Il y a dix ans, alors que d'autres pays comme l'Italie sont encore à l'arrêt. Est-ce que quelque chose change avec Renzi ?

« Renzi, j'étudie encore. Il parle beaucoup, comme tous les Italiens, mais il semble vouloir changer l'Italie. La réforme du Sénat est certes excellente, alors que je ne peux toujours rien dire sur le Jobs Act. Quant au Pacte du Nazaréen, je dis qu'il a très bien fait : il avait besoin de Berlusconi pour gouverner. Je ne reproche qu'une chose à Renzi : quand il dit qu'Europol doit avoir des pouvoirs opérationnels, il a tout à fait raison, mais il oublie de mentionner Helmut Kohl, qui à l'époque fut le premier à proposer une police européenne sur le modèle du FBI américain.
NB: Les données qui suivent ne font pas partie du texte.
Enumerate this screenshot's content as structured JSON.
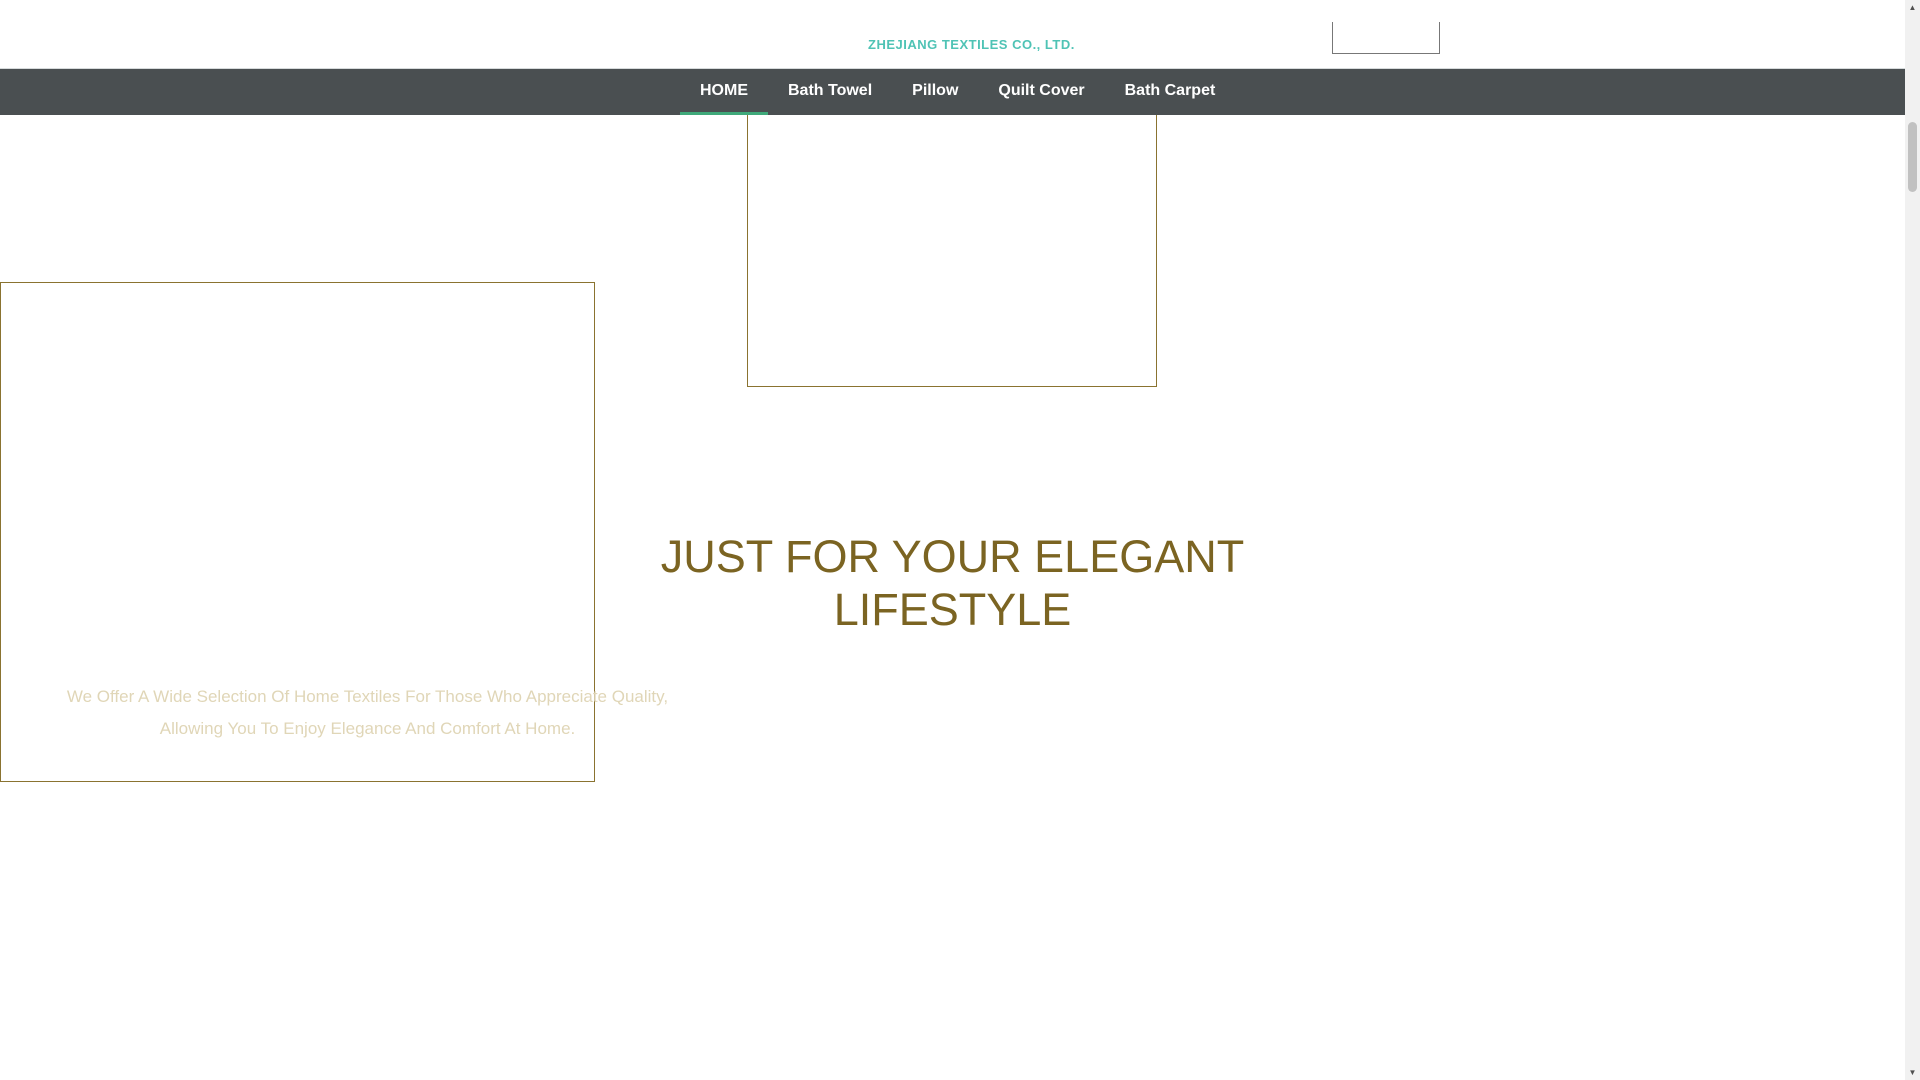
{
  "header": {
    "logo_text": "ZHEJIANG TEXTILES CO., LTD."
  },
  "nav": {
    "items": [
      {
        "label": "HOME",
        "active": true
      },
      {
        "label": "Bath Towel"
      },
      {
        "label": "Pillow"
      },
      {
        "label": "Quilt Cover"
      },
      {
        "label": "Bath Carpet"
      }
    ]
  },
  "hero": {
    "title_line1": "JUST FOR YOUR ELEGANT",
    "title_line2": "LIFESTYLE",
    "tagline_line1": "We Offer A Wide Selection Of Home Textiles For Those Who Appreciate Quality,",
    "tagline_line2": "Allowing You To Enjoy Elegance And Comfort At Home."
  },
  "scrollbar": {
    "up_icon": "triangle-up-icon",
    "down_icon": "triangle-down-icon"
  },
  "colors": {
    "nav_bg": "#4a4f51",
    "nav_active_underline": "#3fa97a",
    "gold": "#7b6422",
    "frame": "#8a7330",
    "logo": "#4fc3b5"
  }
}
Nous avons porté la question devant un Conseil européen en Crète à la fin des années 90, mais nous avons été sabotés par divers ministres de l'Intérieur. Sauf d'un."

Qui?

"Giorgio Napolitain. Dans ces années-là, il était ministre de l'Intérieur (du premier gouvernement Prodi, ndlr) et il était parmi les rares qui comprenaient et appréciaient notre initiative. J'ai une immense estime pour lui, Napolitano a été l'un des meilleurs interprètes de la politique européenne de ces dernières décennies, et sa démission est une grande perte pour vous. Il a aussi été excellent comme président de la République : il a eu raison de confier le gouvernement d'urgence à Mario Monti, qui n'est jamais devenu homme politique mais a été parfait comme technicien. Puis il a su accueillir l'avènement de la nouvelle génération représentée par Renzi. Il sera difficile de le remplacer et je ne sais pas par qui, car je suis peu les événements internes italiens. Je connaissais mieux la génération précédente : par exemple, j'ai aussi une relation d'estime et d'amitié avec l'ancien président Ciampi, qui a également joué un rôle décisif dans la croissance de l'Union européenne ».
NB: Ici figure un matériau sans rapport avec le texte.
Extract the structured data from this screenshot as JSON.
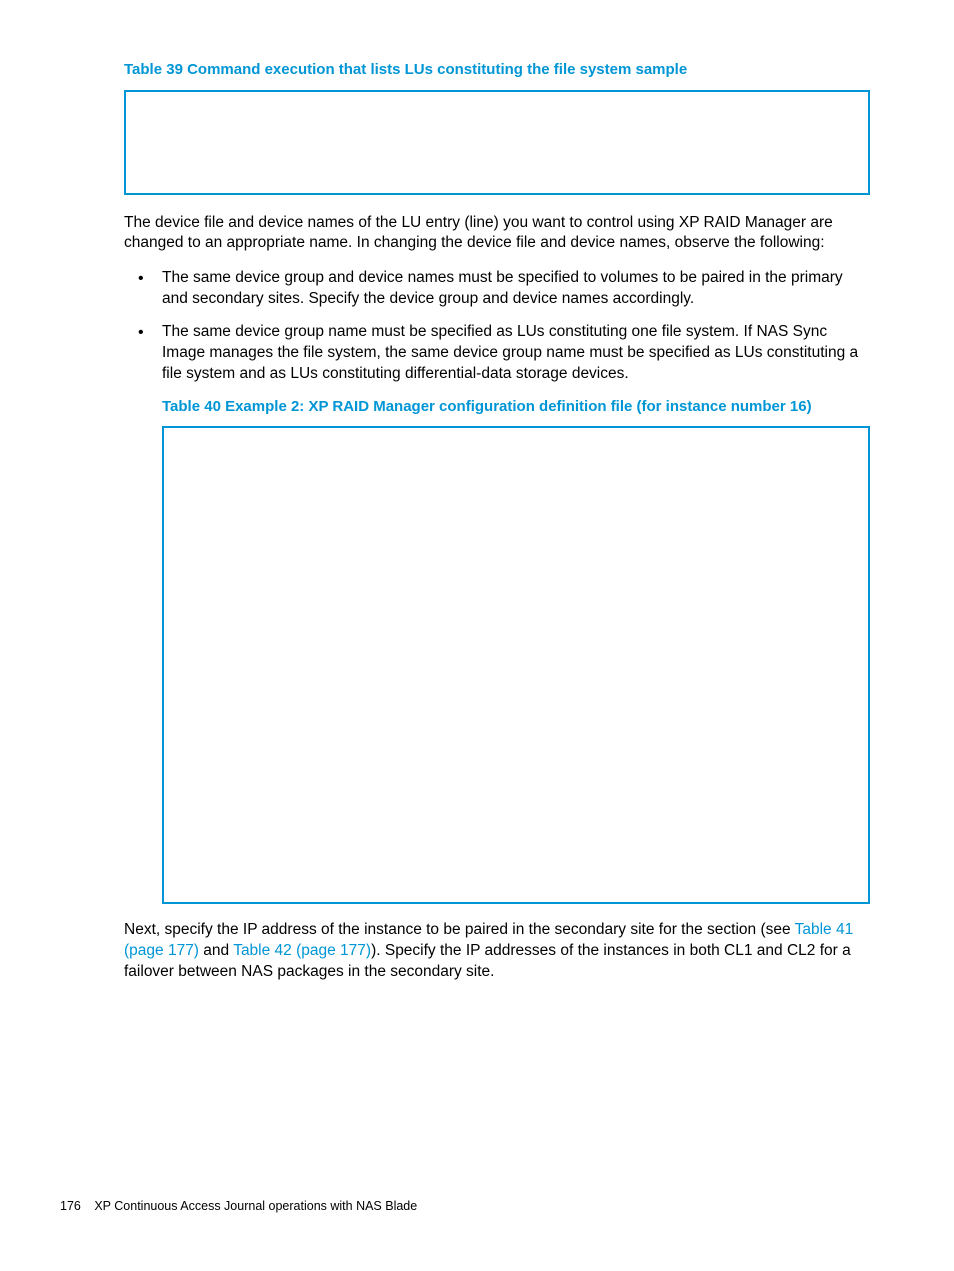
{
  "captions": {
    "table39": "Table 39 Command execution that lists LUs constituting the file system sample",
    "table40": "Table 40 Example 2: XP RAID Manager configuration definition file (for instance number 16)"
  },
  "paragraphs": {
    "p1": "The device file and device names of the LU entry (line) you want to control using XP RAID Manager are changed to an appropriate name. In changing the device file and device names, observe the following:",
    "p2_pre": "Next, specify the IP address of the instance to be paired in the secondary site for the section (see ",
    "p2_mid": " and ",
    "p2_post": "). Specify the IP addresses of the instances in both CL1 and CL2 for a failover between NAS packages in the secondary site."
  },
  "bullets": {
    "b1": "The same device group and device names must be specified to volumes to be paired in the primary and secondary sites. Specify the device group and device names accordingly.",
    "b2": "The same device group name must be specified as LUs constituting one file system. If NAS Sync Image manages the file system, the same device group name must be specified as LUs constituting a file system and as LUs constituting differential-data storage devices."
  },
  "links": {
    "t41": "Table 41 (page 177)",
    "t42": "Table 42 (page 177)"
  },
  "footer": {
    "page_number": "176",
    "section": "XP Continuous Access Journal operations with NAS Blade"
  }
}
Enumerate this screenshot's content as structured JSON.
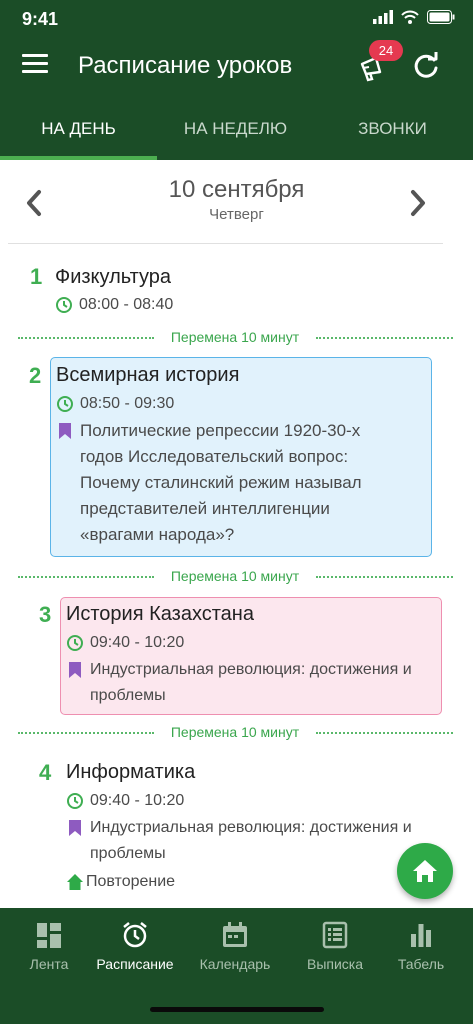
{
  "status": {
    "time": "9:41"
  },
  "app": {
    "title": "Расписание уроков",
    "badge": "24"
  },
  "tabs": [
    {
      "label": "НА ДЕНЬ"
    },
    {
      "label": "НА НЕДЕЛЮ"
    },
    {
      "label": "ЗВОНКИ"
    }
  ],
  "date": {
    "main": "10 сентября",
    "weekday": "Четверг"
  },
  "lessons": [
    {
      "num": "1",
      "subject": "Физкультура",
      "time": "08:00 - 08:40"
    },
    {
      "num": "2",
      "subject": "Всемирная история",
      "time": "08:50 - 09:30",
      "topic": "Политические репрессии 1920-30-х годов Исследовательский вопрос: Почему сталинский режим называл представителей интеллигенции «врагами народа»?"
    },
    {
      "num": "3",
      "subject": "История Казахстана",
      "time": "09:40 - 10:20",
      "topic": "Индустриальная революция: достижения и проблемы"
    },
    {
      "num": "4",
      "subject": "Информатика",
      "time": "09:40 - 10:20",
      "topic": "Индустриальная революция: достижения и проблемы",
      "homework": "Повторение"
    }
  ],
  "breaks": [
    {
      "label": "Перемена 10 минут"
    },
    {
      "label": "Перемена 10 минут"
    },
    {
      "label": "Перемена 10 минут"
    }
  ],
  "bottom_nav": [
    {
      "label": "Лента"
    },
    {
      "label": "Расписание"
    },
    {
      "label": "Календарь"
    },
    {
      "label": "Выписка"
    },
    {
      "label": "Табель"
    }
  ],
  "colors": {
    "primary": "#1b4d27",
    "accent": "#3fae52",
    "badge": "#e53950",
    "card_blue": "#e1f2fc",
    "card_pink": "#fce7ee",
    "topic_icon": "#8e5bc0"
  }
}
Revenons à l'Europe : faites-vous confiance à Juncker ?

"Absolument oui. Barroso était un président faible, tout comme Prodi, ce qui m'a beaucoup déçu. Juncker peut être un président fort pour trois raisons : il n'a plus rien à perdre, il est au sommet de sa carrière politique et sait très bien s'entendre avec tous les pays. Et puis il dispose d'un personnel de premier ordre, bien supérieur à celui de son prédécesseur. Je vous donnerai surtout trois noms : le vice-président, le Néerlandais Frans Timmermans, la Polonaise Elzbieta Bienkowska, en charge du marché intérieur, et la Danoise Margrethe Vestager (du parti de la gauche radicale, ndlr) ».

Dernière question : à quand le retour de la croissance économique ?

« Je crois qu'avec Juncker, l'Europe pourra redémarrer. En attendant, le +1,5% enregistré par l'Allemagne en 2014 est un bon résultat, et en 2015 d'autres pays comme l'Italie devraient à nouveau croître, quoique lentement. Le problème, c'est qu'il y a peu de marge de manœuvre, parce que nous sommes bloqués. C'est pourquoi je dis que plus que le QE, chaque pays doit recommencer à donner le meilleur de lui-même : le maintien du statu quo est commode pour quelqu'un, mais il est temps de faire des réformes".